Our first morning the weather was rough with grey clouds and waves crashing about, and so we started slow, languishing at the open air restaurant listening to the sounds of wild waves crashing the shores. The children explored, collected sea treasure and played with Shilo. Soon the weather passed and we went on a hike to visit the bat cave. Starting at the beach we climbed steep stairs which soon turned into climbing rock face. The children had been reluctant – read whinging and complaining, until they saw they had to do more ‘Danger Climbing’ and then the joy set in as they navigated foot holds and pulled themselves up, relishing in the adventure. On and on we went, short bursts of walking through dense jungle, with birds chirping and insects calling all around us, followed by bursts of climbing.
Suddenly this massive cave cavern appeared before us. We had to shimmy across a rocky cliff to get there and to be honest, with the children I was a little concerned. But our guide Bert was amazing, helping the children every step of the way and carrying them over particularly treacherous sections. Once safely across we stood admiring the rising rock face in front of us. The cave opened below us, the forest vines hung down all around us and bat squeaks filled the air. I was totally expecting Tarzan to appear at any moment. He didn’t, and so we descended into the enormous cavern. Massive stalactites hung from the ceiling and stalagmites that looked like a forest of trees grew out of the earth, and bats flew all around. We continued our walk through the cave with torches, and followed the light shining at the other end.
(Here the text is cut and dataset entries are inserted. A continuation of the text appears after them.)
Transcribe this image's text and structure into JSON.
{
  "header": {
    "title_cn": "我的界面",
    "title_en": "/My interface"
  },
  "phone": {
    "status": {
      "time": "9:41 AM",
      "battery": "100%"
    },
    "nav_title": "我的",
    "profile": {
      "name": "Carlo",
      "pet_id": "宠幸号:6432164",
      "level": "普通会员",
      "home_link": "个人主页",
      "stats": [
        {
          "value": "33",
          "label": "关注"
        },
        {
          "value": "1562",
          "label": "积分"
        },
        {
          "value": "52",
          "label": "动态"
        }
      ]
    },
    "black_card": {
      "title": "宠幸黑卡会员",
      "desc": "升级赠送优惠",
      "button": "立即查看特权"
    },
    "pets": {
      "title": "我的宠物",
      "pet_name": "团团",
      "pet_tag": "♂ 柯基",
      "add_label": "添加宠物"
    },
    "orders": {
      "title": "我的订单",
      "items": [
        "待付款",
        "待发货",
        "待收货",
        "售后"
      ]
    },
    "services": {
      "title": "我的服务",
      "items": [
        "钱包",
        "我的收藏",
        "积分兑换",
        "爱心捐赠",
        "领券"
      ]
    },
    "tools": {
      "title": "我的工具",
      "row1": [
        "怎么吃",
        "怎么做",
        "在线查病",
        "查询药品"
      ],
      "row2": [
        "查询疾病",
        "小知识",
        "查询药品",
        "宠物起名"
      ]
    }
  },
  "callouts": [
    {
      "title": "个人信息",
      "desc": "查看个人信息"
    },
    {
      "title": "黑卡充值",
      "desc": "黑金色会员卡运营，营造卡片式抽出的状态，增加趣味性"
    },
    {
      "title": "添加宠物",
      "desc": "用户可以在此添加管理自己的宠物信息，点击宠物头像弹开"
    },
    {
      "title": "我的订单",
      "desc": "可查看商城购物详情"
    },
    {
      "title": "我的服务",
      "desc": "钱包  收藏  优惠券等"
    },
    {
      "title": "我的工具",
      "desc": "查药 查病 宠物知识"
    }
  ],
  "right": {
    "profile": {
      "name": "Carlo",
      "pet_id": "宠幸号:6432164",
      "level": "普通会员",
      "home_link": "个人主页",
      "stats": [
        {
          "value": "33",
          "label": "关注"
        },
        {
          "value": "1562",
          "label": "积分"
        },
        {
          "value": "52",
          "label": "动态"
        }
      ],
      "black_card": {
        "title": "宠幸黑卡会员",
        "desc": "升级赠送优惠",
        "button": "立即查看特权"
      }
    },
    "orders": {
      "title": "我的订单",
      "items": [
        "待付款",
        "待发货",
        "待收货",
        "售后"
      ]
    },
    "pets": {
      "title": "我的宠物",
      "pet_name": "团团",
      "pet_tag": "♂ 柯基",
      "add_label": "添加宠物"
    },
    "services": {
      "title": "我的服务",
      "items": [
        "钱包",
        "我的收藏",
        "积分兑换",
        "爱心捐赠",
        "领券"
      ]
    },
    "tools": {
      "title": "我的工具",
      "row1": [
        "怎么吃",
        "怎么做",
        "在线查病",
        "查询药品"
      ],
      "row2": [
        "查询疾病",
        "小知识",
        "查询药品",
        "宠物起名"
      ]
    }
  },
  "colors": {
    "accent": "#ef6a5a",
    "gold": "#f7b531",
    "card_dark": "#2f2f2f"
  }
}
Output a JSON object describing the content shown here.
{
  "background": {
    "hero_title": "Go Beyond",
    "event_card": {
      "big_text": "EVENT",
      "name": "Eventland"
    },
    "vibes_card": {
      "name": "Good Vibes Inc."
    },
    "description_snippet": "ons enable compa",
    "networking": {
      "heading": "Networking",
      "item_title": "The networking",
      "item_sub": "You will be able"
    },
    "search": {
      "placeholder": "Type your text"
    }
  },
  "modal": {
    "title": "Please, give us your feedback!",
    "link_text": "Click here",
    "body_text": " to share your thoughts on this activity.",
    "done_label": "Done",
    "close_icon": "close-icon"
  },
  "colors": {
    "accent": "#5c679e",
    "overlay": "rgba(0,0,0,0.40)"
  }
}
It was another cavern that opened to some other point on the island. The light streamed in shining a glow over the incredible formations in front of us, and we were left pretty speechless.
Walking back, we went via the neighbouring fishing village. Local children were racing little sailboats they made with leaves and polystyrene. They stopped to stare at the strangers walking through their home. We boarded a banka and made our way back to Turtle Cove, ready for lunch.
By the afternoon the weather had settled and while SB went off snorkelling, I took the children back to cove three where they played on the swing made with car tyres and bamboo, before playing in the water and discovering secret caves hidden in the rocks that enclosed us. After a swim to take the heat off my skin, I sat at the table under the trees to watch the children play, to write, and to daydream.
The following day was island hopping. One of my favourite parts of riding bankas, is licking the salt splashes off my lips. We went to visit Lapus-Lapus Island, one of the ‘must see’ places when you go island hopping in these parts. It was busy with Easter vacationers, but despite this, the beach is quite a nice spot. There is a family who live there, whose job it is to collect the environmental fee and keep the beach clean. This was followed by a visit to Guindauhan ni Bendoy Island. A small community of twenty seven people live on this island, who are the caretakers of the area. From here we sailed to Tinagong dagat which is where you can cliff dive if you want to. We did not do that, rather SB went into the deep turquoise waters for a snorkel while the kids and I explored the rocks. As we rode back to our resort, the water was as still as glass.
That night was our last on this adventure. We dined on freshly caught lapu–lapu fish with chips, and hung out with new found friends listening to Kenny Rogers while a cool breeze blew across the beach. A fitting end to our island adventure.